Definition 2.9 (Iterative LQR) For each iteration of the algorithm:

  1. Form a time-dependent LQR problem around the current candidate trajectory using local linearization.
  2. Compute the optimal policy using Section 2.5.1.
  3. Generate a new series of actions using this policy.
  4. Compute a better candidate trajectory by interpolating between the current and proposed actions.

Now let’s go through the details of each step. We’ll use superscripts to denote the iteration of the algorithm. We’ll also denote \(\bar s_0 = \mathbb{E}_{s_0 \sim \mu_0} [s_0]\) as the expected initial state.

At iteration \(i\) of the algorithm, we begin with a candidate trajectory \(\bar \tau^i = (\bar s^i_0, \bar a^i_0, \dots, \bar s^i_{H-1}, \bar a^i_{H-1})\).

Step 1: Form a time-dependent LQR problem. At each timestep \(h\in [H]\), we use the techniques from to linearize the dynamics and quadratize the cost function around \((\bar s^i_h, \bar a^i_h)\):

\[ \begin{aligned} f_h(s, a) & \approx f(\bar {s}^i_h, \bar {a}^i_h) + \nabla_{s} f(\bar {s}^i_h, \bar {a}^i_h)(s- \bar {s}^i_h) + \nabla_{a} f(\bar {s}^i_h, \bar {a}^i_h)(a- \bar {a}^i_h) \\ c_h(s, a) & \approx c(\bar {s}^i_h, \bar {a}^i_h) + \begin{bmatrix} s- \bar {s}^i_h& a- \bar {a}^i_h \end{bmatrix} \begin{bmatrix} \nabla_{s} c(\bar {s}^i_h, \bar {a}^i_h)\\ \nabla_{a} c(\bar {s}^i_h, \bar {a}^i_h) \end{bmatrix} \\ & \qquad + \frac{1}{2} \begin{bmatrix} s- \bar {s}^i_h& a- \bar {a}^i_h \end{bmatrix} \begin{bmatrix} \nabla_{ss} c(\bar {s}^i_h, \bar {a}^i_h) & \nabla_{sa} c(\bar {s}^i_h, \bar {a}^i_h) \\ \nabla_{as} c(\bar {s}^i_h, \bar {a}^i_h) & \nabla_{aa} c(\bar {s}^i_h, \bar {a}^i_h) \end{bmatrix} \begin{bmatrix} s- \bar {s}^i_h\\ a- \bar {a}^i_h \end{bmatrix}. \end{aligned} \]

Step 2: Compute the optimal policy. We can now solve the time-dependent LQR problem using the Riccati equation from Section 2.5.1 to compute the optimal policy \(\pi^i_0, \dots, \pi^i_{H-1}\).

Step 3: Generate a new series of actions. We can then generate a new sample trajectory by taking actions according to this optimal policy:

\[ \bar s^{i+1}_0 = \bar s_0, \qquad \widetilde a_h= \pi^i_h(\bar s^{i+1}_h), \qquad \bar s^{i+1}_{h+1} = f(\bar s^{i+1}_h, \widetilde a_h). \]

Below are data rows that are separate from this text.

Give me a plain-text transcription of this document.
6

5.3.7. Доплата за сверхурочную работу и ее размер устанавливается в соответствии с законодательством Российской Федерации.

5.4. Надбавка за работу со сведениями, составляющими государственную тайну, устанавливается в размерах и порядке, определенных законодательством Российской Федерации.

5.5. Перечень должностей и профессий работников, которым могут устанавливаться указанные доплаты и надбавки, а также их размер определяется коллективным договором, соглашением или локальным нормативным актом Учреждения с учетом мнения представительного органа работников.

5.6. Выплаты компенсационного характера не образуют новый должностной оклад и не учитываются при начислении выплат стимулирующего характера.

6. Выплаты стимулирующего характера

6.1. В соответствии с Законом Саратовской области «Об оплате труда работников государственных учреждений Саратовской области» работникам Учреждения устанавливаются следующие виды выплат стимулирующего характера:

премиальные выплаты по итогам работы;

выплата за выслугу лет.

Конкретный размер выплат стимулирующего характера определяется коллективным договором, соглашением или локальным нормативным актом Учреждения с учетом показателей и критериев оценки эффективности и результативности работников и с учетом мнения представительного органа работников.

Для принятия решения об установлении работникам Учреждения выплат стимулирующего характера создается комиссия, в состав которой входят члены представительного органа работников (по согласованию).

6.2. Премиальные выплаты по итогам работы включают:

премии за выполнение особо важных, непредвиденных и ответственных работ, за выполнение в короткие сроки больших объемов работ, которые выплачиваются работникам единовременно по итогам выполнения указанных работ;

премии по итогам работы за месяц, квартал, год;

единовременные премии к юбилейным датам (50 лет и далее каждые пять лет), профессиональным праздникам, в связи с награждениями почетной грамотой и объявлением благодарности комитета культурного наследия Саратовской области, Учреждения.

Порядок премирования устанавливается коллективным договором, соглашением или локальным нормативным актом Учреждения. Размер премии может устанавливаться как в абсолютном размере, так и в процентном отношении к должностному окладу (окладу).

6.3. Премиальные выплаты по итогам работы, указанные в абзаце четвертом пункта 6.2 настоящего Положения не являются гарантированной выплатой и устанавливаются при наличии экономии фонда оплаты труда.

Note that the states are sampled according to the true dynamics, which we assume we have query access to.

Step 4: Compute a better candidate trajectory., Note that we’ve denoted these actions as \(\widetilde a_h\) and aren’t directly using them for the next iteration \(\bar a^{i+1}_h\). Rather, we want to interpolate between them and the actions from the previous iteration \(\bar a^i_0, \dots, \bar a^i_{H-1}\). This is so that the cost will increase monotonically, since if the new policy turns out to actually be worse, we can stay closer to the previous trajectory. (Can you think of an intuitive example where this might happen?)

Formally, we want to find \(\alpha \in [0, 1]\) to generate the next iteration of actions \(\bar a^{i+1}_0, \dots, \bar a^{i+1}_{H-1}\) such that the cost is minimized:

\[ \begin{aligned} \min_{\alpha \in [0, 1]} \quad & \sum_{h=0}^{H-1} c(s_h, \bar a^{i+1}_h) \\ \text{where} \quad & s_{h+1} = f(s_h, \bar a^{i+1}_h) \\ & \bar a^{i+1}_h= \alpha \bar a^i_h+ (1-\alpha) \widetilde a_h\\ & s_0 = \bar s_0. \end{aligned} \]

Note that this optimizes over the closed interval \([0, 1]\), so by the Extreme Value Theorem, it’s guaranteed to have a global maximum.

The final output of this algorithm is a policy \(\pi^{n_\text{steps}}\) derived after \(n_\text{steps}\) of the algorithm. Though the proof is somewhat complex, one can show that for many nonlinear control problems, this solution converges to a locally optimal solution (in the policy space).

2.7 Summary

This chapter introduced some approaches to solving different variants of the optimal control problem Definition 2.1. We began with the simple case of linear dynamics and an upward-curved quadratic cost. This model is called the LQR and we solved for the optimal policy using dynamic programming. We then extended these results to the more general nonlinear case via local linearization. We finally saw the iterative LQR algorithm for solving nonlinear control problems.